Tvheadend vs MythTV for Kodi – TVH the Clear Winner

As you can see from my previous blogs, I’ve been playing around with MythTV of late, as a backend TV server for Kodi.  Even though I was successful in setting this up, I’ve hit some frustrating limitations and have so decided to pull the pin on that experiment, and go back to Tvheadend (TVH for short). My major annoyances are/were:

  • I couldn’t find a way to split DVB-T TV and DVB-T radio stations, the way TVH does in Kodi. With MythTV, they all appear as TV stations.
  • The ability to set channel groups seems to be lacking in MythTV.

I was looking further and further into these issues and there was some talk in some forum somewhere about being able to do these things with SQL commands in MySQL, but I figured I didn’t want to waste any more time – I’d invested far too much already! In TVH it *just works*.  Other gripes with MythTV include:

  • Since Myth’s both a front-end and back-end, there are often parts of config that relate to the front-end that I’ll never touch, so it’s a bit confused when you’re only using the backend. This is especially apparent with some iPhone apps I bought, where some screens of the app are for the backend server, and some for the frontend. The benefit of TVH is that it is a pure server – there is none of this confusion of backend vs frontend!
  • It’s pretty fiddly just to get the MythTV server running. You also have to jump through a lot of hoops to get the mythweb webserver going as well. Say goodbye to a weekend!

A fairer comparison is MythBuntu vs TVH-Ubuntu, rather than MythTV-FreeBSD.  I’ve tried MythBuntu, and set-up is a bit easier than all that work I did on FreeBSD, but it’s still kludgy to my mind, and still suffers from my major gripes with it.

I have found it to be actually quite straightforward to install TVH from a vanilla Ubuntu install, and to keep it up to date with Git pulls. I’ll add a blog post soon to show how this is done. My ideal setup would be for TVH to stabilise and add native HDHomeRun support for FreeBSD (the way MythTV manages to do!), and then have the FreeBSD people update the Ports collection with this stable code. Hopefully TVH will get there in the next year or two. Then I could run TVH on my FreeNAS/FreeBSD box, and shut down my separate Linux server.

2 comments

  1. With you obviously being experienced with getting live OTA channels to work on Kodi,… I thought I would ask…
    I am running RPi2/Openelec. I now have laying before me an approved USB powered hub and approved USB TV Tuner card. I installed TVHeadend Backend and can log into it through 192.168.x xx:9981. I am not finding accurate info for where to set what. I do now have a TV icon and it shows that I have about 6 channels of which only two work with audio only. I am not sure where the setup issues are coming from and was needing a setup guide. Do you know of one that utilises the latest TVHeadend (not 6.? beta).
    I also have sitting here a nice hard drive i am just dying to plug into my RPI but am not sure how to format/configure it to work as storage for RPi and PVR functions. Any advice on this ???

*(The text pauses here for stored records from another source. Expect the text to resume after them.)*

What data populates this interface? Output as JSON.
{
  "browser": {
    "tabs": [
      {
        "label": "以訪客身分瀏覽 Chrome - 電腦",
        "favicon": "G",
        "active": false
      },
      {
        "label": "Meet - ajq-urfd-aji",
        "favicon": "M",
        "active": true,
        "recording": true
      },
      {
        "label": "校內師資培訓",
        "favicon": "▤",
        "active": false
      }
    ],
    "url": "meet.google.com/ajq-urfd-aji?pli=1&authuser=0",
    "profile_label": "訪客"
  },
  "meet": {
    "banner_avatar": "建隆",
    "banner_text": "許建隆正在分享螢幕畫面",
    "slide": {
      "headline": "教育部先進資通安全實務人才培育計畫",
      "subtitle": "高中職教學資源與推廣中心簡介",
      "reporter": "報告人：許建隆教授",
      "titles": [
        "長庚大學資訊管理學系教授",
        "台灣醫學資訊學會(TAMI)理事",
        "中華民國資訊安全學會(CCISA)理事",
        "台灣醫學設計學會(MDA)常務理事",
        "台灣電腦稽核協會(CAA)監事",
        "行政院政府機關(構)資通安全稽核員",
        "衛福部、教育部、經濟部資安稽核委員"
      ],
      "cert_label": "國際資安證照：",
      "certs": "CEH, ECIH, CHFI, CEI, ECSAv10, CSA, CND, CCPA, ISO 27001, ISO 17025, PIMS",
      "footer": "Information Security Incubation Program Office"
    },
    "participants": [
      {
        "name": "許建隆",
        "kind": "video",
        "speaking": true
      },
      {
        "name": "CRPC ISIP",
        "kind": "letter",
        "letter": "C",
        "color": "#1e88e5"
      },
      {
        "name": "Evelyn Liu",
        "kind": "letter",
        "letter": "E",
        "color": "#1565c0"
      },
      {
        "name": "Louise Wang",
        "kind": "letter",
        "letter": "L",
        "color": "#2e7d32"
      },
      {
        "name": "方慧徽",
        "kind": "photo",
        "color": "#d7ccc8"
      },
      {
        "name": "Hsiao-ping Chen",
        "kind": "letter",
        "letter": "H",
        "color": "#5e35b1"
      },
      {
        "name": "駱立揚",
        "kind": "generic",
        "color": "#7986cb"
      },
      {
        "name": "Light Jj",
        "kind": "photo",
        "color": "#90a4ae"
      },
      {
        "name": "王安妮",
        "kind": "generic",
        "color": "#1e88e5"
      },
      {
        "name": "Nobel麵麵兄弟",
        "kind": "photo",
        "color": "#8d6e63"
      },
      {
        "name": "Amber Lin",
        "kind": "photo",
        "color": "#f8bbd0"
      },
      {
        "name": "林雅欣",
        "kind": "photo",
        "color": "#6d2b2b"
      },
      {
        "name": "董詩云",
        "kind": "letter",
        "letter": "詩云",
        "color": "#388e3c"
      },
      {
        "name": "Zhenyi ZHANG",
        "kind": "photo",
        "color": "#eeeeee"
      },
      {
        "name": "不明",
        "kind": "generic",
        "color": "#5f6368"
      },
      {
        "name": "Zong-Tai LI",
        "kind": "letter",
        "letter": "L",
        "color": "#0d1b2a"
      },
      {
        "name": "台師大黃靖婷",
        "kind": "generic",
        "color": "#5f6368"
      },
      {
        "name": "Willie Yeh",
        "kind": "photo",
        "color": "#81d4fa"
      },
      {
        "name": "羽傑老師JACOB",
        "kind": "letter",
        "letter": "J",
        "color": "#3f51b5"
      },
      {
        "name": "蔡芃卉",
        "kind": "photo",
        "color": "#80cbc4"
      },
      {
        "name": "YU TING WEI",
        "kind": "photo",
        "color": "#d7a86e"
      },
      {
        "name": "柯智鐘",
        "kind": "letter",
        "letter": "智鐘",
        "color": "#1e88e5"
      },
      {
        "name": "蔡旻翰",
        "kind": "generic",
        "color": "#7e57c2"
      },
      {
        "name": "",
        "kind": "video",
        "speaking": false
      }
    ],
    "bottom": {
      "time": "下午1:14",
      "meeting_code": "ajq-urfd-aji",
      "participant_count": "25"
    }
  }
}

    1. Hi RStephen. What you’re doing sounds a bit ambitious and I don’t know if you’ve got it to work yet but if you have – you’ve done well! I assume a lot of the TV Tuner cards will work for Linux/x86 and Linux/xAMD64 architecture, but doubt that many if any work for Linux/RPi2. My TV tuner is a HDHomeRun that connects over my LAN to a Ubuntu Linux 64-bit box, which is virtualised on an INTEL-based box running VMWare ESXi 6.0.
      Sorry to disappoint about the second question – I run all my storage over my LAN with a FreeNAS NAS – so haven’t had experience with formatting a drive for the RPi2. I assume this is a common thing though, and there must be plenty of docs around for that. Good luck!